A real estate agent cleaning a countertop before a potential buyer arrives and kicking out a child who has snuck into one of the rooms. This is an image that anyone who closes their eyes can catch a glimpse of. But now imagine that same scene repeated on a loop. This is how El último día de la vida anterior (Anagrama) begins, the new book by Andrés Barba (Madrid, 1975), the author who seems to have a gift for making something different out of everyday life.
This is his first ghost novel although, by the way, “none appear throughout the 140 pages. Not at least as we know them ”, advances the winner of the 2017 Herralde de Novela prize to La Vanguardia. Although this concept can generate strangeness at first, “it is something that the reader quickly gets into the rag, due to the mere fact that we are increasingly used to living in a ghostly world because of the Internet.”
And it is that, as the Madrid author points out, “social networks promote spectral projections, because in them we do not show ourselves, but the ghost that we have created. Semi-false images that embellish our own being. A creature that takes over our life to the point that we no longer know exactly who we are or the neighbor. Instagram is the closest thing to putting a glass between us and reality.
Although this is a short story, he assures that “it is one of the most complicated things I have written in all the years that I have been in my career. It is a plot that I had choked and encapsulated in my brain for a long time.

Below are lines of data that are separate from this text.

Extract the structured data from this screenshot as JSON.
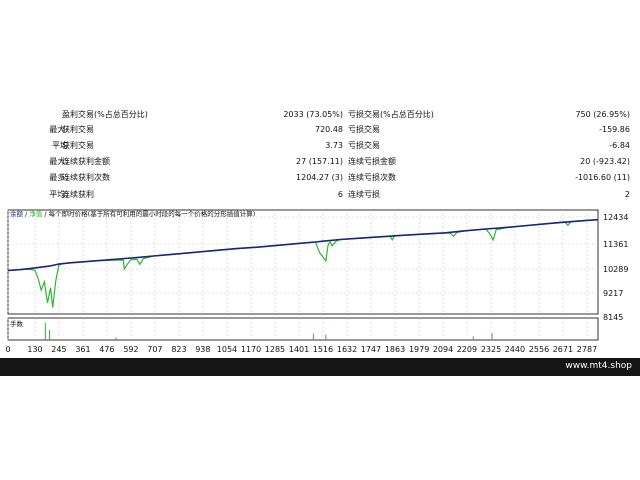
{
  "stats": {
    "rows": [
      {
        "label_a": "",
        "label_b": "盈利交易(%占总百分比)",
        "value_left": "2033 (73.05%)",
        "label_c": "亏损交易(%占总百分比)",
        "value_right": "750 (26.95%)"
      },
      {
        "label_a": "最大:",
        "label_b": "获利交易",
        "value_left": "720.48",
        "label_c": "亏损交易",
        "value_right": "-159.86"
      },
      {
        "label_a": "平均",
        "label_b": "获利交易",
        "value_left": "3.73",
        "label_c": "亏损交易",
        "value_right": "-6.84"
      },
      {
        "label_a": "最大:",
        "label_b": "连续获利金额",
        "value_left": "27 (157.11)",
        "label_c": "连续亏损金额",
        "value_right": "20 (-923.42)"
      },
      {
        "label_a": "最多:",
        "label_b": "连续获利次数",
        "value_left": "1204.27 (3)",
        "label_c": "连续亏损次数",
        "value_right": "-1016.60 (11)"
      },
      {
        "label_a": "平均:",
        "label_b": "连续获利",
        "value_left": "6",
        "label_c": "连续亏损",
        "value_right": "2"
      }
    ]
  },
  "chart": {
    "legend_balance": "余额",
    "legend_equity": "净值",
    "legend_desc": "每个即时价格(基于所有可利用的最小时段的每一个价格的分形插值计算)",
    "lots_label": "手数",
    "colors": {
      "balance": "#1a237e",
      "equity": "#2fb52f",
      "grid": "#c8c8c8",
      "frame": "#000000",
      "lots": "#2fb52f"
    }
  },
  "chart_data": {
    "type": "line",
    "x_ticks": [
      "0",
      "130",
      "245",
      "361",
      "476",
      "592",
      "707",
      "823",
      "938",
      "1054",
      "1170",
      "1285",
      "1401",
      "1516",
      "1632",
      "1747",
      "1863",
      "1979",
      "2094",
      "2209",
      "2325",
      "2440",
      "2556",
      "2671",
      "2787"
    ],
    "y_ticks": [
      "12434",
      "11361",
      "10289",
      "9217",
      "8145"
    ],
    "xlim": [
      0,
      2840
    ],
    "ylim": [
      8145,
      12434
    ],
    "series": [
      {
        "name": "余额",
        "x": [
          0,
          60,
          110,
          200,
          245,
          300,
          400,
          500,
          600,
          700,
          800,
          900,
          1000,
          1100,
          1200,
          1300,
          1400,
          1480,
          1520,
          1600,
          1700,
          1800,
          1900,
          2000,
          2100,
          2200,
          2300,
          2400,
          2500,
          2600,
          2700,
          2787,
          2840
        ],
        "y": [
          10140,
          10180,
          10230,
          10330,
          10420,
          10470,
          10540,
          10610,
          10680,
          10760,
          10840,
          10920,
          11000,
          11080,
          11140,
          11220,
          11300,
          11360,
          11400,
          11470,
          11530,
          11590,
          11650,
          11700,
          11750,
          11840,
          11920,
          11990,
          12070,
          12150,
          12230,
          12290,
          12320
        ]
      },
      {
        "name": "净值",
        "x": [
          0,
          60,
          100,
          130,
          145,
          160,
          175,
          190,
          205,
          215,
          230,
          245,
          260,
          280,
          300,
          400,
          520,
          555,
          560,
          570,
          590,
          620,
          635,
          650,
          700,
          800,
          900,
          1000,
          1100,
          1200,
          1300,
          1400,
          1480,
          1500,
          1530,
          1540,
          1550,
          1560,
          1580,
          1600,
          1700,
          1800,
          1840,
          1850,
          1860,
          1900,
          2000,
          2100,
          2130,
          2145,
          2160,
          2200,
          2300,
          2320,
          2335,
          2350,
          2380,
          2400,
          2500,
          2600,
          2680,
          2695,
          2710,
          2787,
          2840
        ],
        "y": [
          10140,
          10180,
          10200,
          10150,
          9800,
          9300,
          9650,
          8750,
          9400,
          8550,
          9700,
          10380,
          10420,
          10450,
          10470,
          10540,
          10580,
          10590,
          10200,
          10350,
          10600,
          10620,
          10400,
          10640,
          10760,
          10840,
          10920,
          11000,
          11080,
          11140,
          11220,
          11300,
          11360,
          10900,
          10550,
          11200,
          11380,
          11200,
          11400,
          11470,
          11530,
          11590,
          11600,
          11450,
          11620,
          11650,
          11700,
          11750,
          11740,
          11600,
          11770,
          11840,
          11920,
          11700,
          11450,
          11890,
          11940,
          11990,
          12070,
          12150,
          12230,
          12080,
          12240,
          12290,
          12320
        ]
      }
    ],
    "lots_spikes": [
      {
        "x": 180,
        "level": 0.95
      },
      {
        "x": 200,
        "level": 0.55
      },
      {
        "x": 520,
        "level": 0.15
      },
      {
        "x": 1470,
        "level": 0.35
      },
      {
        "x": 1530,
        "level": 0.3
      },
      {
        "x": 2240,
        "level": 0.2
      },
      {
        "x": 2330,
        "level": 0.4
      }
    ]
  },
  "footer": {
    "site": "www.mt4.shop"
  }
}
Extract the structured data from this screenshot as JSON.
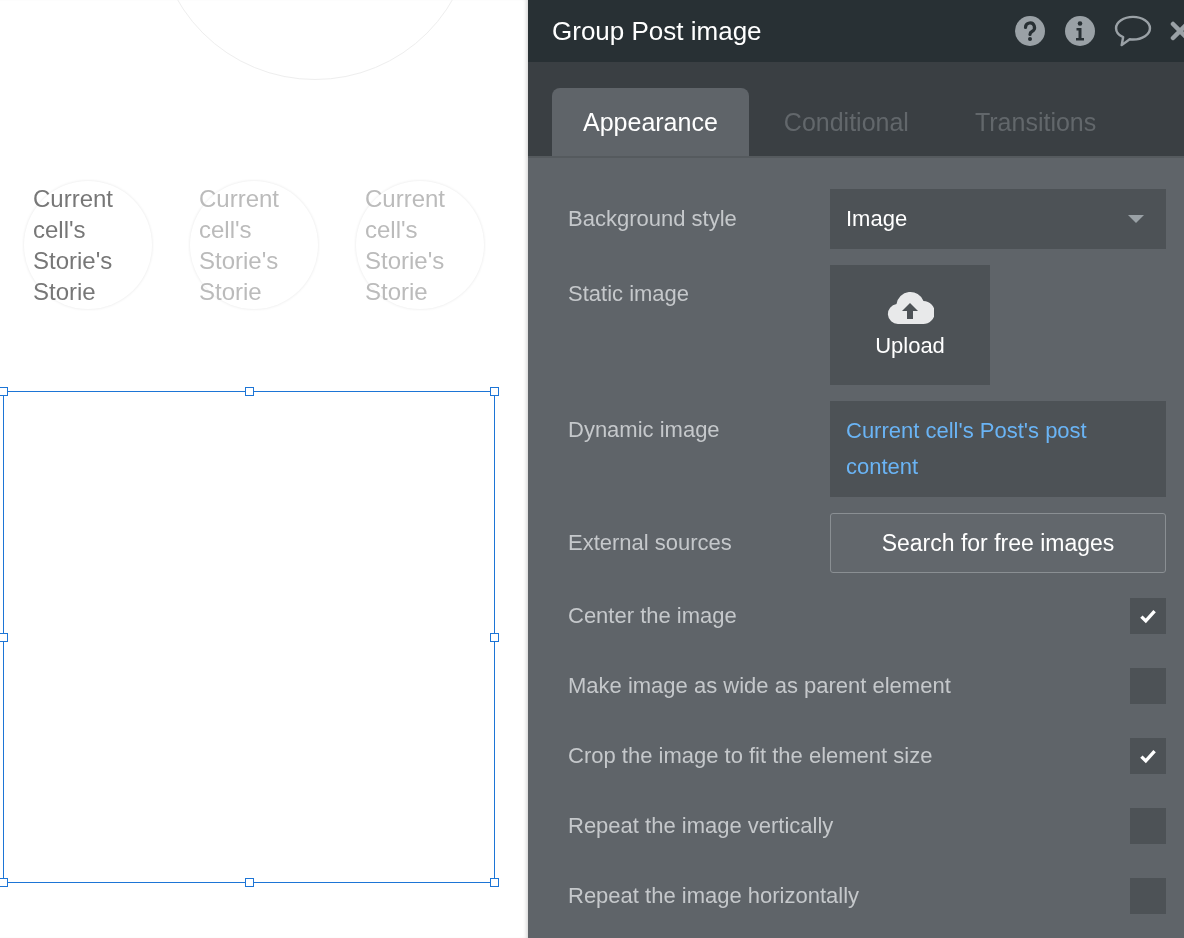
{
  "canvas": {
    "story_circles": [
      {
        "text": "Current cell's Storie's Storie",
        "dimmed": false
      },
      {
        "text": "Current cell's Storie's Storie",
        "dimmed": true
      },
      {
        "text": "Current cell's Storie's Storie",
        "dimmed": true
      }
    ]
  },
  "panel": {
    "title": "Group Post image",
    "tabs": [
      {
        "label": "Appearance",
        "selected": true
      },
      {
        "label": "Conditional",
        "selected": false
      },
      {
        "label": "Transitions",
        "selected": false
      }
    ],
    "rows": [
      {
        "kind": "dropdown",
        "label": "Background style",
        "value": "Image"
      },
      {
        "kind": "upload",
        "label": "Static image",
        "button": "Upload"
      },
      {
        "kind": "dynamic",
        "label": "Dynamic image",
        "value": "Current cell's Post's post content"
      },
      {
        "kind": "button",
        "label": "External sources",
        "button": "Search for free images"
      },
      {
        "kind": "checkbox",
        "label": "Center the image",
        "checked": true
      },
      {
        "kind": "checkbox",
        "label": "Make image as wide as parent element",
        "checked": false
      },
      {
        "kind": "checkbox",
        "label": "Crop the image to fit the element size",
        "checked": true
      },
      {
        "kind": "checkbox",
        "label": "Repeat the image vertically",
        "checked": false
      },
      {
        "kind": "checkbox",
        "label": "Repeat the image horizontally",
        "checked": false
      }
    ]
  }
}
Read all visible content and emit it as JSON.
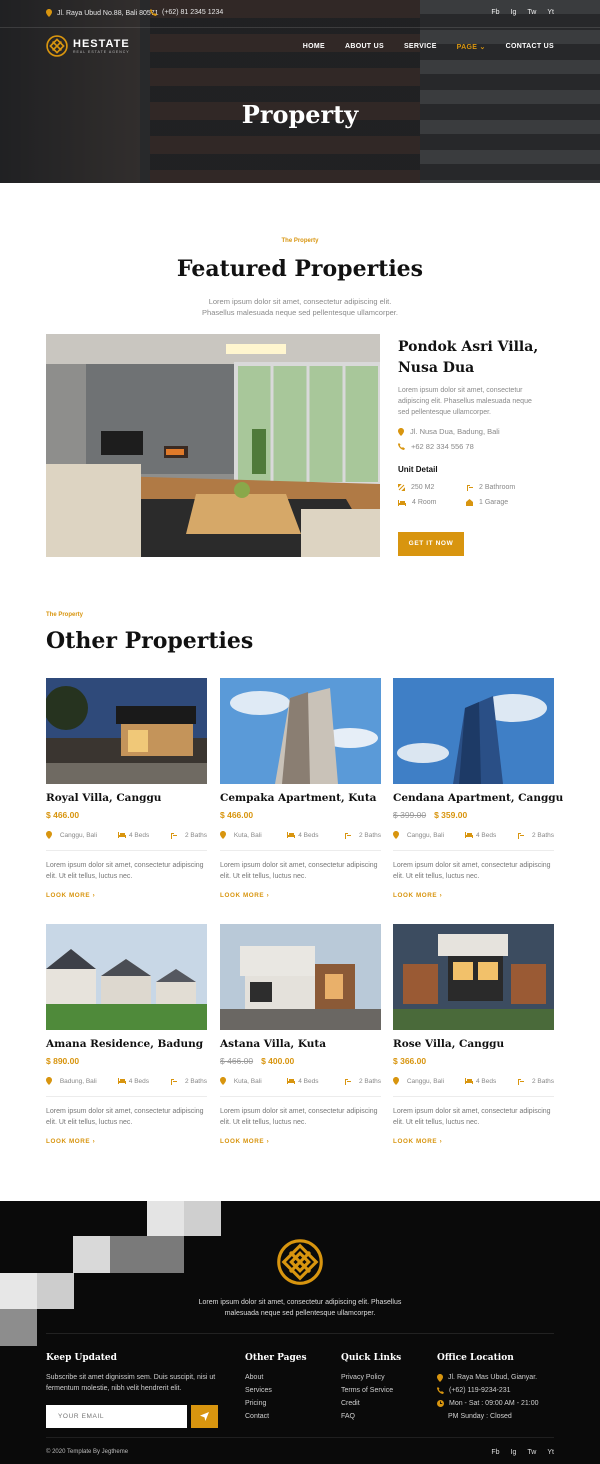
{
  "topbar": {
    "address": "Jl. Raya Ubud No.88, Bali 80571",
    "phone": "(+62) 81 2345 1234",
    "social": [
      "Fb",
      "Ig",
      "Tw",
      "Yt"
    ]
  },
  "brand": {
    "name": "HESTATE",
    "tagline": "REAL ESTATE AGENCY"
  },
  "nav": [
    {
      "label": "HOME"
    },
    {
      "label": "ABOUT US"
    },
    {
      "label": "SERVICE"
    },
    {
      "label": "PAGE",
      "active": true
    },
    {
      "label": "CONTACT US"
    }
  ],
  "hero": {
    "title": "Property"
  },
  "featured": {
    "eyebrow": "The Property",
    "title": "Featured Properties",
    "intro": "Lorem ipsum dolor sit amet, consectetur adipiscing elit. Phasellus malesuada neque sed pellentesque ullamcorper.",
    "name": "Pondok Asri Villa, Nusa Dua",
    "description": "Lorem ipsum dolor sit amet, consectetur adipiscing elit. Phasellus malesuada neque sed pellentesque ullamcorper.",
    "address": "Jl. Nusa Dua, Badung, Bali",
    "phone": "+62 82 334 556 78",
    "unit_heading": "Unit Detail",
    "units": {
      "area": "250 M2",
      "bathroom": "2 Bathroom",
      "rooms": "4 Room",
      "garage": "1 Garage"
    },
    "cta": "GET IT NOW"
  },
  "other": {
    "eyebrow": "The Property",
    "title": "Other Properties",
    "cards": [
      {
        "title": "Royal Villa, Canggu",
        "old_price": "",
        "price": "$ 466.00",
        "location": "Canggu, Bali",
        "beds": "4 Beds",
        "baths": "2 Baths",
        "desc": "Lorem ipsum dolor sit amet, consectetur adipiscing elit. Ut elit tellus, luctus nec.",
        "more": "LOOK MORE"
      },
      {
        "title": "Cempaka Apartment, Kuta",
        "old_price": "",
        "price": "$ 466.00",
        "location": "Kuta, Bali",
        "beds": "4 Beds",
        "baths": "2 Baths",
        "desc": "Lorem ipsum dolor sit amet, consectetur adipiscing elit. Ut elit tellus, luctus nec.",
        "more": "LOOK MORE"
      },
      {
        "title": "Cendana Apartment, Canggu",
        "old_price": "$ 399.00",
        "price": "$ 359.00",
        "location": "Canggu, Bali",
        "beds": "4 Beds",
        "baths": "2 Baths",
        "desc": "Lorem ipsum dolor sit amet, consectetur adipiscing elit. Ut elit tellus, luctus nec.",
        "more": "LOOK MORE"
      },
      {
        "title": "Amana Residence, Badung",
        "old_price": "",
        "price": "$ 890.00",
        "location": "Badung, Bali",
        "beds": "4 Beds",
        "baths": "2 Baths",
        "desc": "Lorem ipsum dolor sit amet, consectetur adipiscing elit. Ut elit tellus, luctus nec.",
        "more": "LOOK MORE"
      },
      {
        "title": "Astana Villa, Kuta",
        "old_price": "$ 466.00",
        "price": "$ 400.00",
        "location": "Kuta, Bali",
        "beds": "4 Beds",
        "baths": "2 Baths",
        "desc": "Lorem ipsum dolor sit amet, consectetur adipiscing elit. Ut elit tellus, luctus nec.",
        "more": "LOOK MORE"
      },
      {
        "title": "Rose Villa, Canggu",
        "old_price": "",
        "price": "$ 366.00",
        "location": "Canggu, Bali",
        "beds": "4 Beds",
        "baths": "2 Baths",
        "desc": "Lorem ipsum dolor sit amet, consectetur adipiscing elit. Ut elit tellus, luctus nec.",
        "more": "LOOK MORE"
      }
    ]
  },
  "footer": {
    "about": "Lorem ipsum dolor sit amet, consectetur adipiscing elit. Phasellus malesuada neque sed pellentesque ullamcorper.",
    "newsletter": {
      "title": "Keep Updated",
      "text": "Subscribe sit amet dignissim sem. Duis suscipit, nisi ut fermentum molestie, nibh velit hendrerit elit.",
      "placeholder": "YOUR EMAIL"
    },
    "other_pages": {
      "title": "Other Pages",
      "links": [
        "About",
        "Services",
        "Pricing",
        "Contact"
      ]
    },
    "quick_links": {
      "title": "Quick Links",
      "links": [
        "Privacy Policy",
        "Terms of Service",
        "Credit",
        "FAQ"
      ]
    },
    "office": {
      "title": "Office Location",
      "address": "Jl. Raya Mas Ubud, Gianyar.",
      "phone": "(+62) 119-9234-231",
      "hours_1": "Mon - Sat : 09:00 AM - 21:00",
      "hours_2": "PM Sunday : Closed"
    },
    "copyright": "© 2020 Template By Jegtheme",
    "social": [
      "Fb",
      "Ig",
      "Tw",
      "Yt"
    ]
  },
  "colors": {
    "accent": "#d8950f",
    "dark": "#0a0a0a",
    "heading": "#111111"
  }
}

More than once I tried to write it but I couldn’t. And when I finally did, it was liberating.”
Curiously, he managed to bring his characters to life at a time of crisis, with the pandemic and confinement as a backdrop. “It was not my best moment but maybe that was the reason why the feather flowed by itself. And it is that… What are crises if not a narcissistic loop from which it is difficult to get out?” asks the writer, who plays in his book at constantly blurring the real from the unreal. Something that, he assures, “I have learned from Bradbury, Shirley Jackson or Mariana Enríquez herself, among others.”
Although if an author has been of great influence for Barba, it has been none other than Henry James, “and not because he has translated it a lot, but because he has taught me that all good ghost writers are actually realistic writers.”
Delving into a genre that he hadn’t touched until then has been “a most stimulating experience. Especially because we see that more and more writers are once again trusting fiction and that we believe that there is a hyper-satisfaction with the self-fiction testimonial novel and the literature of the self. For this reason, creating a collective truth that only concerns the readers of the book and having the freedom to invent these characters has turned out to be an encouraging exercise”, concludes the author from Madrid.